Um die Notwendigkeit des Dialogs zu betonen, verwies der Papst auf eine Episode aus dem Leben des slowakischen Kardinals Ján Chryzostom Korec, der 2015 verstorben ist. Als er den Namen des Kardinals erwähnte, erntete er erneut starken Beifall.
Der Papst sagte: "Er war ein Jesuitenkardinal, der vom [kommunistischen] Regime verfolgt, inhaftiert und zu Zwangsarbeit verurteilt wurde, bis er krank wurde. Als er zum Jubiläum des Jahres 2000 nach Rom kam, ging er in die Katakomben, zündete eine Kerze für seine Verfolger an und bat um Gnade für sie".
"Das ist das Evangelium. Das ist das Evangelium. Es wächst im Leben und in der Geschichte durch demütige und geduldige Liebe."
Vom 12. bis 15. September besucht Franziskus die slowakischen Städte Preßburg (Bratislava), Eperies (Prešov), Kaschau (Košice) und Maria Schoßberg (Šaštin).
Am ersten Tag traf sich der Papst laut Angaben des Vatikans auch privat mit einer Gruppe von Jesuiten.
Der heutige zweite Tag des Papstes in Bratislava ist Treffen mit politischen Autoritäten, katholischen Bischöfen und Geistlichen sowie der jüdischen Gemeinde gewidmet.
Danach fliegt Franziskus in den östlichen Teil des Landes. In Prešov wird er eine Göttliche Liturgie im byzantinischen Ritus feiern, und in Košice wird er sich mit der örtlichen Roma-Gemeinschaft treffen. Der Tag endet mit einer Begegnung mit jungen Menschen im Stadion von Košice.
An seinem letzten Tag wird er mit den Bischöfen in der Basilika von den Sieben Schmerzen Mariens in Šaštín – zu Deutsch Maria Schoßberg – beten, gefolgt von der Feier der Messe zum Festtag Unserer Lieben Frau von den Sieben Schmerzen.

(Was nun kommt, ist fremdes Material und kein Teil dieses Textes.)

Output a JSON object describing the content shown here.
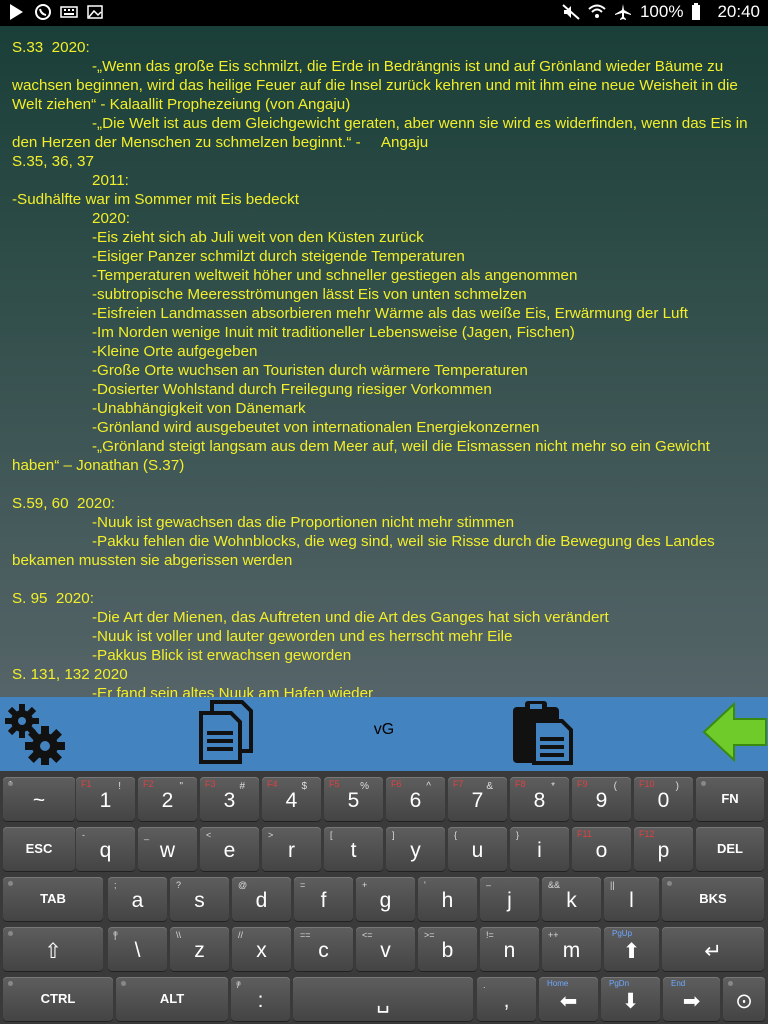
{
  "status_bar": {
    "battery": "100%",
    "time": "20:40"
  },
  "document": {
    "lines": [
      {
        "cls": "",
        "text": "S.33  2020:"
      },
      {
        "cls": "hang",
        "text": "-„Wenn das große Eis schmilzt, die Erde in Bedrängnis ist und auf Grönland wieder Bäume zu wachsen beginnen, wird das heilige Feuer auf die Insel zurück kehren und mit ihm eine neue Weisheit in die Welt ziehen“ - Kalaallit Prophezeiung (von Angaju)"
      },
      {
        "cls": "hang",
        "text": "-„Die Welt ist aus dem Gleichgewicht geraten, aber wenn sie wird es widerfinden, wenn das Eis in den Herzen der Menschen zu schmelzen beginnt.“ -     Angaju"
      },
      {
        "cls": "",
        "text": "S.35, 36, 37"
      },
      {
        "cls": "in",
        "text": "2011:"
      },
      {
        "cls": "",
        "text": "-Sudhälfte war im Sommer mit Eis bedeckt"
      },
      {
        "cls": "in",
        "text": "2020:"
      },
      {
        "cls": "in",
        "text": "-Eis zieht sich ab Juli weit von den Küsten zurück"
      },
      {
        "cls": "in",
        "text": "-Eisiger Panzer schmilzt durch steigende Temperaturen"
      },
      {
        "cls": "in",
        "text": "-Temperaturen weltweit höher und schneller gestiegen als angenommen"
      },
      {
        "cls": "in",
        "text": "-subtropische Meeresströmungen lässt Eis von unten schmelzen"
      },
      {
        "cls": "in",
        "text": "-Eisfreien Landmassen absorbieren mehr Wärme als das weiße Eis, Erwärmung der Luft"
      },
      {
        "cls": "in",
        "text": "-Im Norden wenige Inuit mit traditioneller Lebensweise (Jagen, Fischen)"
      },
      {
        "cls": "in",
        "text": "-Kleine Orte aufgegeben"
      },
      {
        "cls": "in",
        "text": "-Große Orte wuchsen an Touristen durch wärmere Temperaturen"
      },
      {
        "cls": "in",
        "text": "-Dosierter Wohlstand durch Freilegung riesiger Vorkommen"
      },
      {
        "cls": "in",
        "text": "-Unabhängigkeit von Dänemark"
      },
      {
        "cls": "in",
        "text": "-Grönland wird ausgebeutet von internationalen Energiekonzernen"
      },
      {
        "cls": "hang",
        "text": "-„Grönland steigt langsam aus dem Meer auf, weil die Eismassen nicht mehr so ein Gewicht haben“ – Jonathan (S.37)"
      },
      {
        "cls": "",
        "text": " "
      },
      {
        "cls": "",
        "text": "S.59, 60  2020:"
      },
      {
        "cls": "in",
        "text": "-Nuuk ist gewachsen das die Proportionen nicht mehr stimmen"
      },
      {
        "cls": "hang",
        "text": "-Pakku fehlen die Wohnblocks, die weg sind, weil sie Risse durch die Bewegung des Landes bekamen mussten sie abgerissen werden"
      },
      {
        "cls": "",
        "text": " "
      },
      {
        "cls": "",
        "text": "S. 95  2020:"
      },
      {
        "cls": "in",
        "text": "-Die Art der Mienen, das Auftreten und die Art des Ganges hat sich verändert"
      },
      {
        "cls": "in",
        "text": "-Nuuk ist voller und lauter geworden und es herrscht mehr Eile"
      },
      {
        "cls": "in",
        "text": "-Pakkus Blick ist erwachsen geworden"
      },
      {
        "cls": "",
        "text": "S. 131, 132 2020"
      },
      {
        "cls": "in",
        "text": "-Er fand sein altes Nuuk am Hafen wieder"
      }
    ]
  },
  "toolbar": {
    "center_label": "vG"
  },
  "keyboard": {
    "rows": [
      [
        {
          "id": "tilde",
          "main": "~",
          "sub": "`",
          "fn": ""
        },
        {
          "id": "1",
          "main": "1",
          "sub": "!",
          "fn": "F1"
        },
        {
          "id": "2",
          "main": "2",
          "sub": "\"",
          "fn": "F2"
        },
        {
          "id": "3",
          "main": "3",
          "sub": "#",
          "fn": "F3"
        },
        {
          "id": "4",
          "main": "4",
          "sub": "$",
          "fn": "F4"
        },
        {
          "id": "5",
          "main": "5",
          "sub": "%",
          "fn": "F5"
        },
        {
          "id": "6",
          "main": "6",
          "sub": "^",
          "fn": "F6"
        },
        {
          "id": "7",
          "main": "7",
          "sub": "&",
          "fn": "F7"
        },
        {
          "id": "8",
          "main": "8",
          "sub": "*",
          "fn": "F8"
        },
        {
          "id": "9",
          "main": "9",
          "sub": "(",
          "fn": "F9"
        },
        {
          "id": "0",
          "main": "0",
          "sub": ")",
          "fn": "F10"
        },
        {
          "id": "fn",
          "main": "FN",
          "sub": "",
          "fn": ""
        }
      ],
      [
        {
          "id": "esc",
          "main": "ESC",
          "sub": "",
          "fn": ""
        },
        {
          "id": "q",
          "main": "q",
          "sub": "-",
          "fn": ""
        },
        {
          "id": "w",
          "main": "w",
          "sub": "_",
          "fn": ""
        },
        {
          "id": "e",
          "main": "e",
          "sub": "<",
          "fn": ""
        },
        {
          "id": "r",
          "main": "r",
          "sub": ">",
          "fn": ""
        },
        {
          "id": "t",
          "main": "t",
          "sub": "[",
          "fn": ""
        },
        {
          "id": "y",
          "main": "y",
          "sub": "]",
          "fn": ""
        },
        {
          "id": "u",
          "main": "u",
          "sub": "{",
          "fn": ""
        },
        {
          "id": "i",
          "main": "i",
          "sub": "}",
          "fn": ""
        },
        {
          "id": "o",
          "main": "o",
          "sub": "",
          "fn": "F11"
        },
        {
          "id": "p",
          "main": "p",
          "sub": "",
          "fn": "F12"
        },
        {
          "id": "del",
          "main": "DEL",
          "sub": "",
          "fn": ""
        }
      ],
      [
        {
          "id": "tab",
          "main": "TAB",
          "sub": "",
          "fn": ""
        },
        {
          "id": "a",
          "main": "a",
          "sub": ";",
          "fn": ""
        },
        {
          "id": "s",
          "main": "s",
          "sub": "?",
          "fn": ""
        },
        {
          "id": "d",
          "main": "d",
          "sub": "@",
          "fn": ""
        },
        {
          "id": "f",
          "main": "f",
          "sub": "=",
          "fn": ""
        },
        {
          "id": "g",
          "main": "g",
          "sub": "+",
          "fn": ""
        },
        {
          "id": "h",
          "main": "h",
          "sub": "'",
          "fn": ""
        },
        {
          "id": "j",
          "main": "j",
          "sub": "–",
          "fn": ""
        },
        {
          "id": "k",
          "main": "k",
          "sub": "&&",
          "fn": ""
        },
        {
          "id": "l",
          "main": "l",
          "sub": "||",
          "fn": ""
        },
        {
          "id": "bks",
          "main": "BKS",
          "sub": "",
          "fn": ""
        }
      ],
      [
        {
          "id": "shift",
          "main": "⇧",
          "sub": "",
          "fn": ""
        },
        {
          "id": "backslash",
          "main": "\\",
          "sub": "|",
          "fn": ""
        },
        {
          "id": "z",
          "main": "z",
          "sub": "\\\\",
          "fn": ""
        },
        {
          "id": "x",
          "main": "x",
          "sub": "//",
          "fn": ""
        },
        {
          "id": "c",
          "main": "c",
          "sub": "==",
          "fn": ""
        },
        {
          "id": "v",
          "main": "v",
          "sub": "<=",
          "fn": ""
        },
        {
          "id": "b",
          "main": "b",
          "sub": ">=",
          "fn": ""
        },
        {
          "id": "n",
          "main": "n",
          "sub": "!=",
          "fn": ""
        },
        {
          "id": "m",
          "main": "m",
          "sub": "++",
          "fn": ""
        },
        {
          "id": "pgup",
          "main": "⬆",
          "sub": "PgUp",
          "fn": ""
        },
        {
          "id": "enter",
          "main": "↵",
          "sub": "",
          "fn": ""
        }
      ],
      [
        {
          "id": "ctrl",
          "main": "CTRL",
          "sub": "",
          "fn": ""
        },
        {
          "id": "alt",
          "main": "ALT",
          "sub": "",
          "fn": ""
        },
        {
          "id": "colon",
          "main": ":",
          "sub": "/",
          "fn": ""
        },
        {
          "id": "space",
          "main": "␣",
          "sub": "",
          "fn": ""
        },
        {
          "id": "comma",
          "main": ",",
          "sub": ".",
          "fn": ""
        },
        {
          "id": "left",
          "main": "⬅",
          "sub": "Home",
          "fn": ""
        },
        {
          "id": "down",
          "main": "⬇",
          "sub": "PgDn",
          "fn": ""
        },
        {
          "id": "right",
          "main": "➡",
          "sub": "End",
          "fn": ""
        },
        {
          "id": "settings",
          "main": "⊙",
          "sub": "",
          "fn": ""
        }
      ]
    ]
  }
}
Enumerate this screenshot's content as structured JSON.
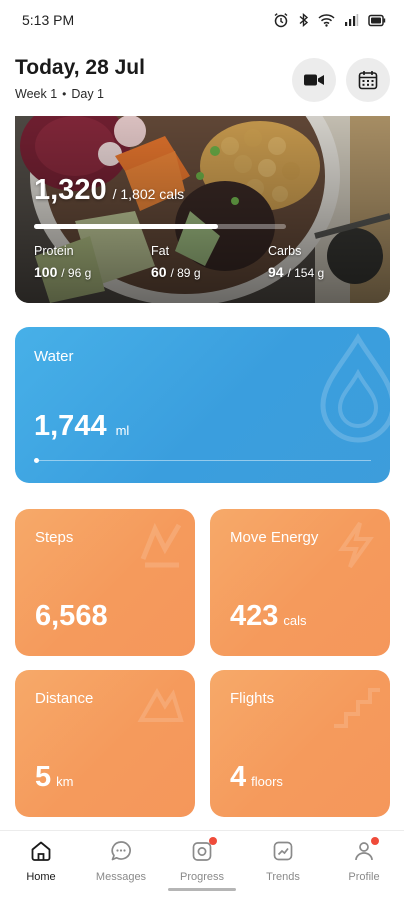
{
  "status_bar": {
    "time": "5:13 PM"
  },
  "header": {
    "title": "Today, 28 Jul",
    "week": "Week 1",
    "separator": "•",
    "day": "Day 1"
  },
  "calories": {
    "consumed": "1,320",
    "target": "/ 1,802 cals",
    "progress": 0.73
  },
  "macros": [
    {
      "label": "Protein",
      "value": "100",
      "target": "/ 96 g"
    },
    {
      "label": "Fat",
      "value": "60",
      "target": "/ 89 g"
    },
    {
      "label": "Carbs",
      "value": "94",
      "target": "/ 154 g"
    }
  ],
  "water": {
    "title": "Water",
    "value": "1,744",
    "unit": "ml",
    "progress": 0.0
  },
  "stats": [
    {
      "title": "Steps",
      "value": "6,568",
      "unit": ""
    },
    {
      "title": "Move Energy",
      "value": "423",
      "unit": "cals"
    },
    {
      "title": "Distance",
      "value": "5",
      "unit": "km"
    },
    {
      "title": "Flights",
      "value": "4",
      "unit": "floors"
    }
  ],
  "tabs": [
    {
      "label": "Home",
      "icon": "home-icon",
      "active": true
    },
    {
      "label": "Messages",
      "icon": "chat-icon",
      "active": false
    },
    {
      "label": "Progress",
      "icon": "camera-icon",
      "active": false
    },
    {
      "label": "Trends",
      "icon": "trend-icon",
      "active": false
    },
    {
      "label": "Profile",
      "icon": "profile-icon",
      "active": false
    }
  ],
  "colors": {
    "water_card": "#3d9ddb",
    "stat_card": "#f59a5c",
    "badge": "#ef4b3a"
  }
}
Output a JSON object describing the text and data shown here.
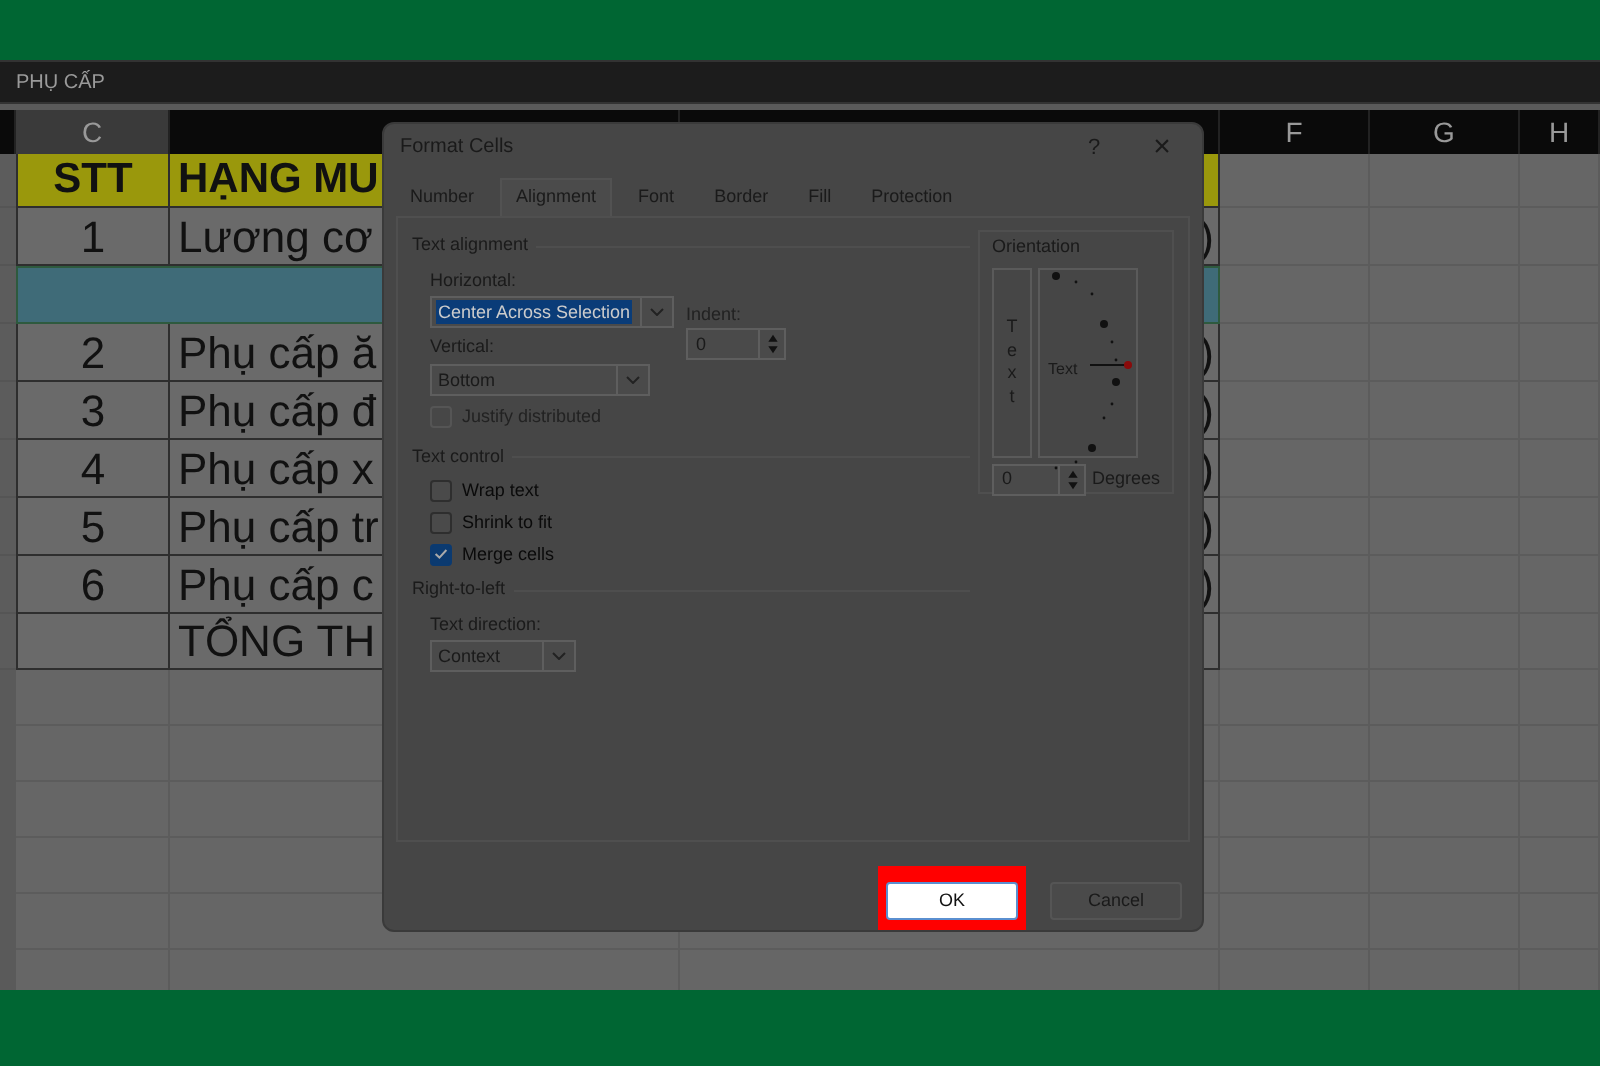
{
  "sheet": {
    "title": "PHỤ CẤP",
    "column_headers": [
      {
        "label": "C"
      },
      {
        "label": "F"
      },
      {
        "label": "G"
      },
      {
        "label": "H"
      }
    ],
    "rows": [
      {
        "kind": "header",
        "stt": "STT",
        "item": "HẠNG MU"
      },
      {
        "kind": "data",
        "stt": "1",
        "item": "Lương cơ",
        "column_e": ")"
      },
      {
        "kind": "band"
      },
      {
        "kind": "data",
        "stt": "2",
        "item": "Phụ cấp ă",
        "column_e": ")"
      },
      {
        "kind": "data",
        "stt": "3",
        "item": "Phụ cấp đ",
        "column_e": ")"
      },
      {
        "kind": "data",
        "stt": "4",
        "item": "Phụ cấp x",
        "column_e": ")"
      },
      {
        "kind": "data",
        "stt": "5",
        "item": "Phụ cấp tr",
        "column_e": ")"
      },
      {
        "kind": "data",
        "stt": "6",
        "item": "Phụ cấp c",
        "column_e": ")"
      },
      {
        "kind": "total",
        "item": "TỔNG TH"
      }
    ]
  },
  "dialog": {
    "title": "Format Cells",
    "help": "?",
    "close": "×",
    "tabs": [
      {
        "label": "Number",
        "selected": false
      },
      {
        "label": "Alignment",
        "selected": true
      },
      {
        "label": "Font",
        "selected": false
      },
      {
        "label": "Border",
        "selected": false
      },
      {
        "label": "Fill",
        "selected": false
      },
      {
        "label": "Protection",
        "selected": false
      }
    ],
    "text_alignment": {
      "title": "Text alignment",
      "horizontal": {
        "label": "Horizontal:",
        "value": "Center Across Selection",
        "text_selected": true
      },
      "indent": {
        "label": "Indent:",
        "value": "0"
      },
      "vertical": {
        "label": "Vertical:",
        "value": "Bottom",
        "text_selected": false
      },
      "justify": {
        "label": "Justify distributed",
        "checked": false,
        "disabled": true
      }
    },
    "text_control": {
      "title": "Text control",
      "options": [
        {
          "label": "Wrap text",
          "checked": false
        },
        {
          "label": "Shrink to fit",
          "checked": false
        },
        {
          "label": "Merge cells",
          "checked": true
        }
      ]
    },
    "right_to_left": {
      "title": "Right-to-left",
      "direction": {
        "label": "Text direction:",
        "value": "Context"
      }
    },
    "orientation": {
      "title": "Orientation",
      "vertical_text": "Text",
      "dial_text": "Text",
      "degrees": {
        "value": "0",
        "label": "Degrees"
      }
    },
    "buttons": [
      {
        "label": "OK",
        "highlighted": true
      },
      {
        "label": "Cancel",
        "highlighted": false
      }
    ]
  }
}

Die slowakischen Bischöfe haben ein Logo für den Besuch sowie eine offizielle Webseite vorgestellt. Das Motto des Besuchs wird "Mit Maria und Josef auf dem Weg zu Jesus" sein.
In einem Interview mit dem spanischen Radiosender COPE, das am 1. September ausgestrahlt wurde, begründete der Papst seine Entscheidung damit, dass er lieber – so wörtlich – "kleine Länder" in Europa besuche.
"Jetzt steht die Slowakei auf dem Programm, dann Zypern, Griechenland und Malta. Ich wollte diese Entscheidung treffen: zuerst in die kleineren Länder. Ich war in Straßburg, aber ich war nicht in Frankreich. Ich bin wegen der EU nach Straßburg gegangen. Und wenn ich nach Santiago gehe, dann gehe ich nach Santiago, aber nicht nach Spanien, damit das klar ist", so der Papst wörtlich gegenüber dem spanischen Sender.